Cairo – Mubasher: Juhayna Food Industries has had a "troublesome" year in 2016, and while revenues may have increased on a year-on-year basis, margins suffered, Pharos said in its newest report on the Egyptian company.
Imported raw materials represent around 40% of the company’s revenues, and “management was reluctant to pass on the sudden increase in raw material costs down to the consumers, as they adopted a gradual repricing strategy,” the report released Tuesday indicated.
Pharos upgraded its fair value (FV) on the Egypt-listed food and beverage company to EGP 7.88 from EGP 6.40.
“Another across-the-board price increase of [roughly] 17% is still required to completely offset the full effects of the Egyptian pound devaluation,” the report said, citing Juhayna’s management.
Pharos added that price increases throughout 2017 will boost revenues and improve margins; however, they may hurt volume growth.
“Price-driven revenue growth without volume growth is a risky game,” Pharos stated, noting that Egyptian consumers have become “more price sensitive” especially after the flotation of the local currency, alongside the recent surge in inflation and pressure on disposable income.
Passing increase in costs on to consumers while volume is down is “a risky strategy,” the research firm highlighted, but stated that despite that, this strategy remains a safer option for companies like Juhayna due to the “inelastic nature of their products, especially its dairy segment".

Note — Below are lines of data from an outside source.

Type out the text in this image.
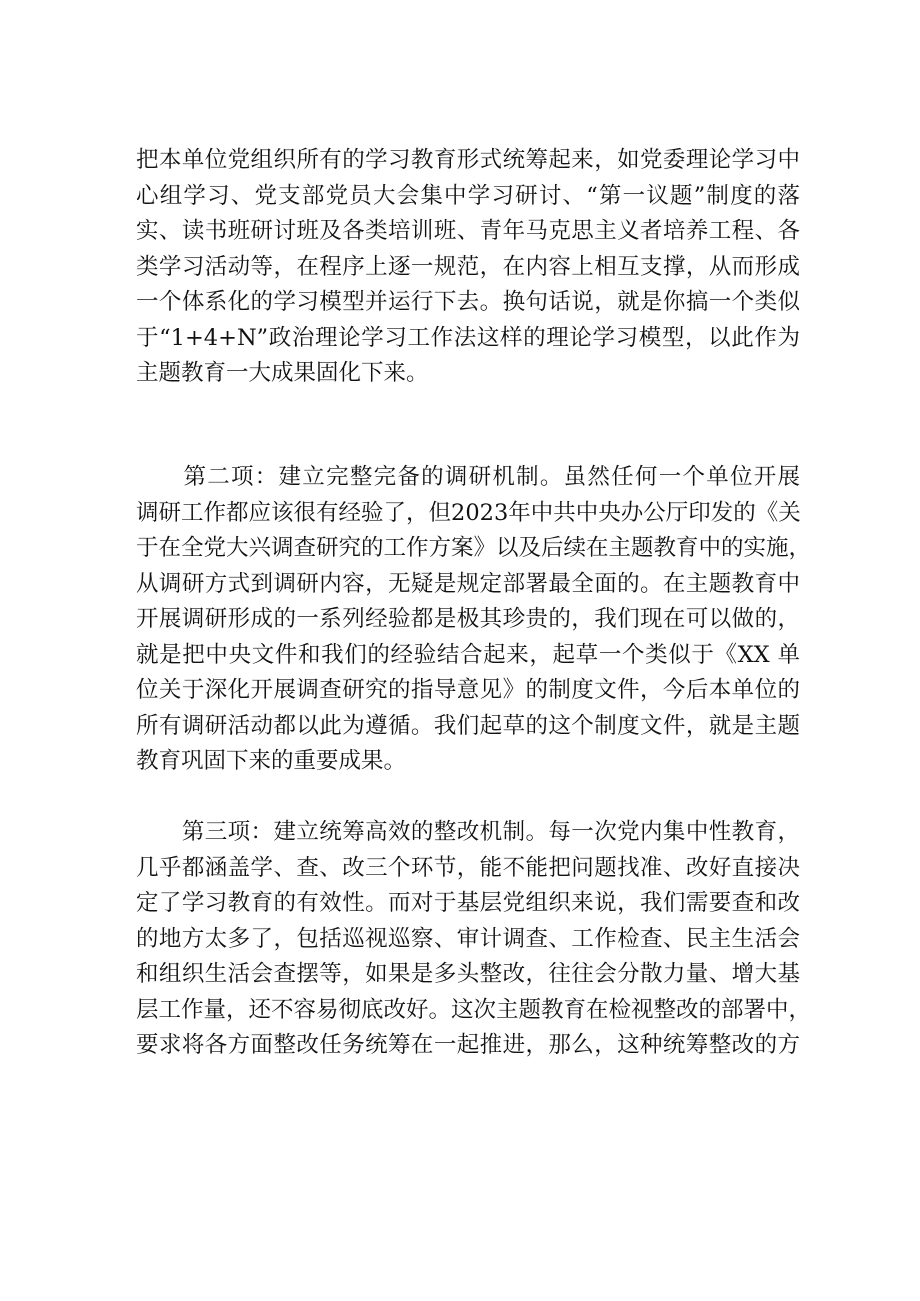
把本单位党组织所有的学习教育形式统筹起来，如党委理论学习中
心组学习、党支部党员大会集中学习研讨、“第一议题”制度的落
实、读书班研讨班及各类培训班、青年马克思主义者培养工程、各
类学习活动等，在程序上逐一规范，在内容上相互支撑，从而形成
一个体系化的学习模型并运行下去。换句话说，就是你搞一个类似
于“1+4+N”政治理论学习工作法这样的理论学习模型，以此作为
主题教育一大成果固化下来。
　　第二项：建立完整完备的调研机制。虽然任何一个单位开展
调研工作都应该很有经验了，但2023年中共中央办公厅印发的《关
于在全党大兴调查研究的工作方案》以及后续在主题教育中的实施，
从调研方式到调研内容，无疑是规定部署最全面的。在主题教育中
开展调研形成的一系列经验都是极其珍贵的，我们现在可以做的，
就是把中央文件和我们的经验结合起来，起草一个类似于《XX 单
位关于深化开展调查研究的指导意见》的制度文件，今后本单位的
所有调研活动都以此为遵循。我们起草的这个制度文件，就是主题
教育巩固下来的重要成果。
　　第三项：建立统筹高效的整改机制。每一次党内集中性教育，
几乎都涵盖学、查、改三个环节，能不能把问题找准、改好直接决
定了学习教育的有效性。而对于基层党组织来说，我们需要查和改
的地方太多了，包括巡视巡察、审计调查、工作检查、民主生活会
和组织生活会查摆等，如果是多头整改，往往会分散力量、增大基
层工作量，还不容易彻底改好。这次主题教育在检视整改的部署中，
要求将各方面整改任务统筹在一起推进，那么，这种统筹整改的方
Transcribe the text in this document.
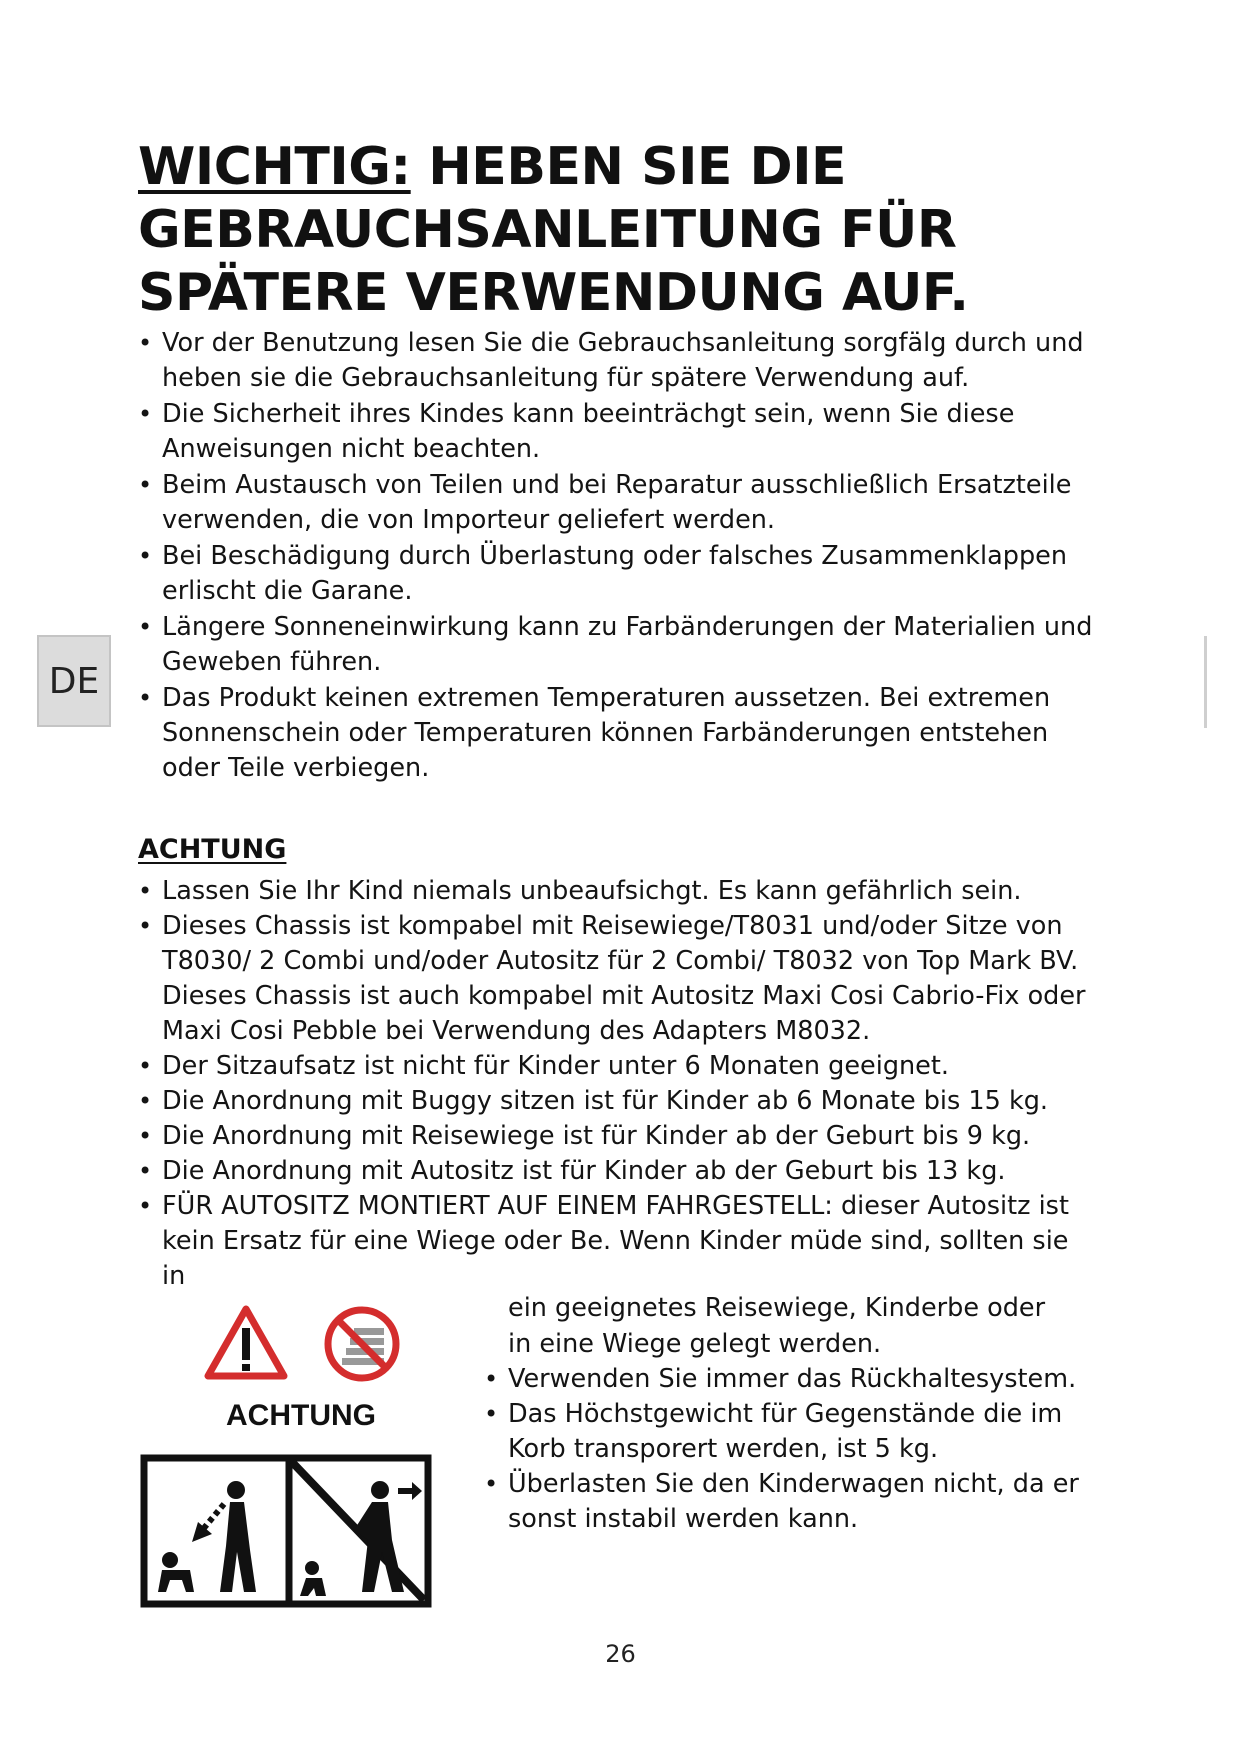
WICHTIG: HEBEN SIE DIE
GEBRAUCHSANLEITUNG FÜR
SPÄTERE VERWENDUNG AUF.
DE
• Vor der Benutzung lesen Sie die Gebrauchsanleitung sorgfälg durch und heben sie die Gebrauchsanleitung für spätere Verwendung auf.
• Die Sicherheit ihres Kindes kann beeinträchgt sein, wenn Sie diese Anweisungen nicht beachten.
• Beim Austausch von Teilen und bei Reparatur ausschließlich Ersatzteile verwenden, die von Importeur geliefert werden.
• Bei Beschädigung durch Überlastung oder falsches Zusammenklappen erlischt die Garane.
• Längere Sonneneinwirkung kann zu Farbänderungen der Materialien und Geweben führen.
• Das Produkt keinen extremen Temperaturen aussetzen. Bei extremen Sonnenschein oder Temperaturen können Farbänderungen entstehen oder Teile verbiegen.
ACHTUNG
• Lassen Sie Ihr Kind niemals unbeaufsichgt. Es kann gefährlich sein.
• Dieses Chassis ist kompabel mit Reisewiege/T8031 und/oder Sitze von T8030/ 2 Combi und/oder Autositz für 2 Combi/ T8032 von Top Mark BV. Dieses Chassis ist auch kompabel mit Autositz Maxi Cosi Cabrio-Fix oder Maxi Cosi Pebble bei Verwendung des Adapters M8032.
• Der Sitzaufsatz ist nicht für Kinder unter 6 Monaten geeignet.
• Die Anordnung mit Buggy sitzen ist für Kinder ab 6 Monate bis 15 kg.
• Die Anordnung mit Reisewiege ist für Kinder ab der Geburt bis 9 kg.
• Die Anordnung mit Autositz ist für Kinder ab der Geburt bis 13 kg.
• FÜR AUTOSITZ MONTIERT AUF EINEM FAHRGESTELL: dieser Autositz ist kein Ersatz für eine Wiege oder Be. Wenn Kinder müde sind, sollten sie in
ein geeignetes Reisewiege, Kinderbe oder in eine Wiege gelegt werden.
• Verwenden Sie immer das Rückhaltesystem.
• Das Höchstgewicht für Gegenstände die im Korb transporert werden, ist 5 kg.
• Überlasten Sie den Kinderwagen nicht, da er sonst instabil werden kann.
ACHTUNG
26
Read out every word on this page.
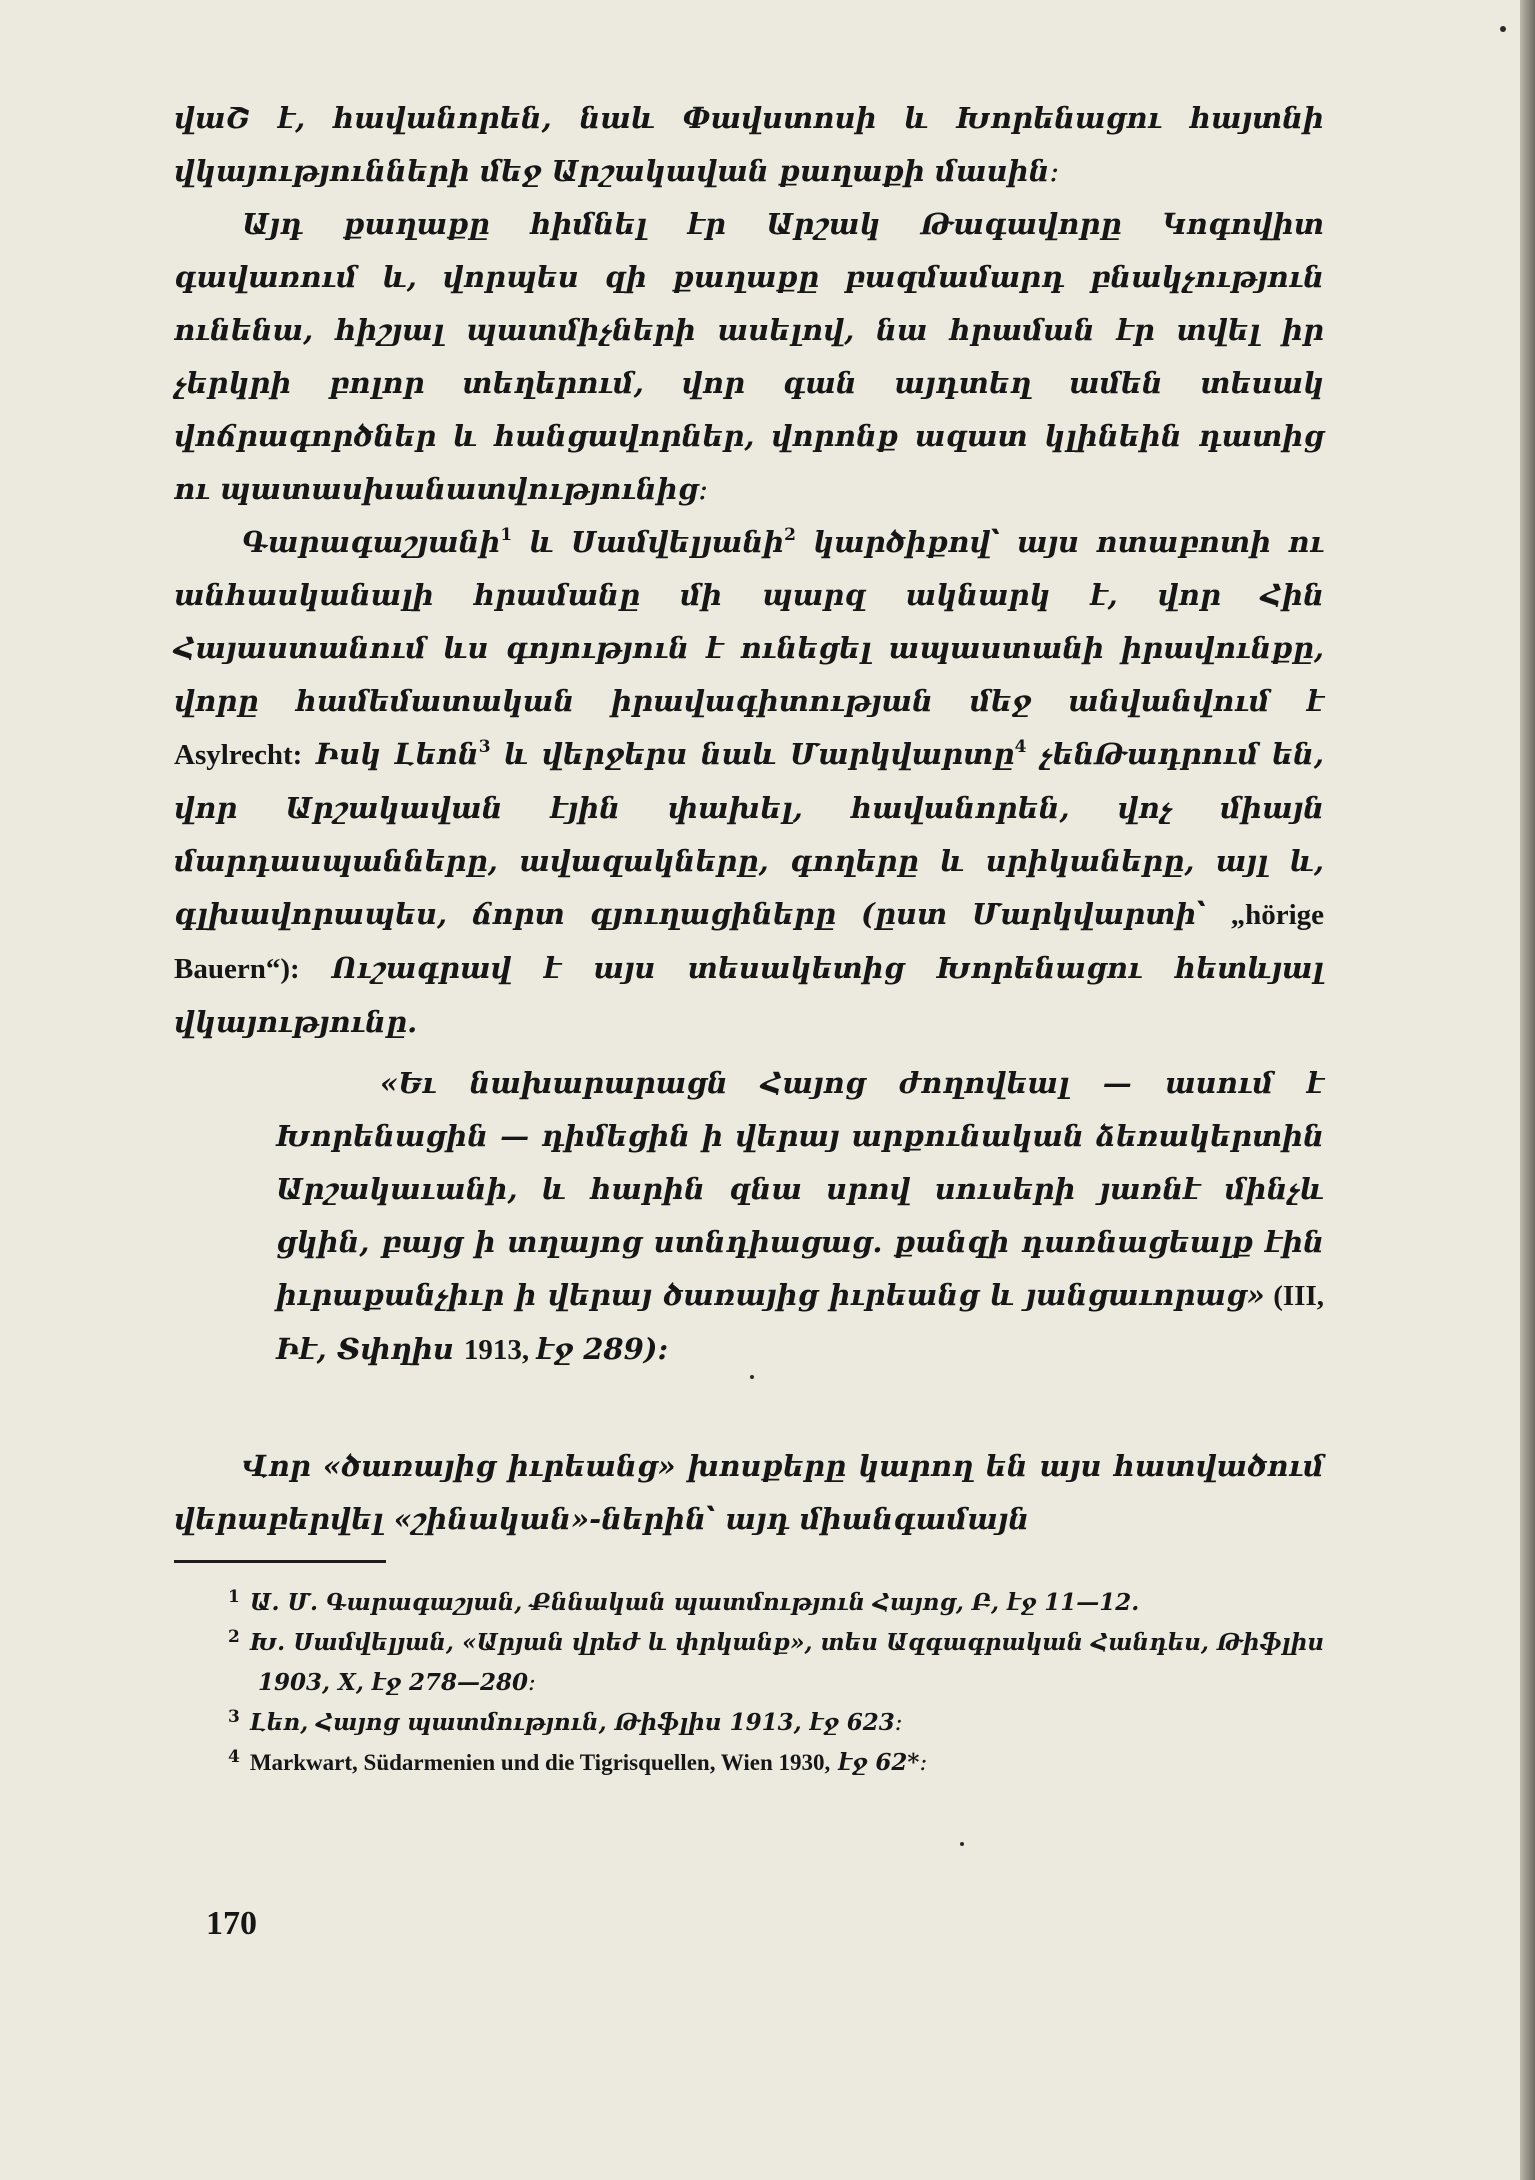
վաՇ է, հավանորեն, նաև Փավստոսի և Խորենացու հայտնի վկայությունների մեջ Արշակավան քաղաքի մասին։

Այդ քաղաքը հիմնել էր Արշակ Թագավորը Կոգովիտ գավառում և, վորպես զի քաղաքը բազմամարդ բնակչություն ունենա, հիշյալ պատմիչների ասելով, նա հրաման էր տվել իր չերկրի բոլոր տեղերում, վոր գան այդտեղ ամեն տեսակ վոճրագործներ և հանցավորներ, վորոնք ազատ կլինեին դատից ու պատասխանատվությունից։

Գարագաշյանի$^1$ և Սամվելյանի$^2$ կարծիքով՝ այս ոտաբոտի ու անհասկանալի հրամանը մի պարզ ակնարկ է, վոր Հին Հայաստանում ևս գոյություն է ունեցել ապաստանի իրավունքը, վորը համեմատական իրավագիտության մեջ անվանվում է Asylrecht: Իսկ Լեոն$^3$ և վերջերս նաև Մարկվարտը$^4$ չենԹադրում են, վոր Արշակավան էյին փախել, հավանորեն, վոչ միայն մարդասպանները, ավազակները, գողերը և սրիկաները, այլ և, գլխավորապես, ճորտ գյուղացիները (ըստ Մարկվարտի՝ „hörige Bauern“): Ուշագրավ է այս տեսակետից Խորենացու հետևյալ վկայությունը.

«Եւ նախարարացն Հայոց ժողովեալ — ասում է Խորենացին — դիմեցին ի վերայ արքունական ձեռակերտին Արշակաւանի, և հարին զնա սրով սուսերի յառնէ մինչև ցկին, բայց ի տղայոց ստնդիացաց. քանզի դառնացեալք էին իւրաքանչիւր ի վերայ ծառայից իւրեանց և յանցաւորաց» (III, Իէ, Տփղիս 1913, էջ 289):

Վոր «ծառայից իւրեանց» խոսքերը կարող են այս հատվածում վերաբերվել «շինական»-ներին՝ այդ միանգամայն

$^1$ Ա. Մ. Գարագաշյան, Քննական պատմություն Հայոց, Բ, էջ 11—12.
$^2$ Խ. Սամվելյան, «Արյան վրեժ և փրկանք», տես Ազգագրական Հանդես, Թիֆլիս 1903, X, էջ 278—280։
$^3$ Լեո, Հայոց պատմություն, Թիֆլիս 1913, էջ 623։
$^4$ Markwart, Südarmenien und die Tigrisquellen, Wien 1930, էջ 62*։

170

“The problem with this strategy is that market growth will be muted, even in the dairy segment, whose growth depends mainly on the conversion between loose and packaged milk. With a cheaper price point for loose milk, the conversion rate should wane with packaged milk price hikes. As a result, we predict volume growth for the whole dairy segment will be at 4.7% versus a seven-year average of 14.3%,” Pharos said.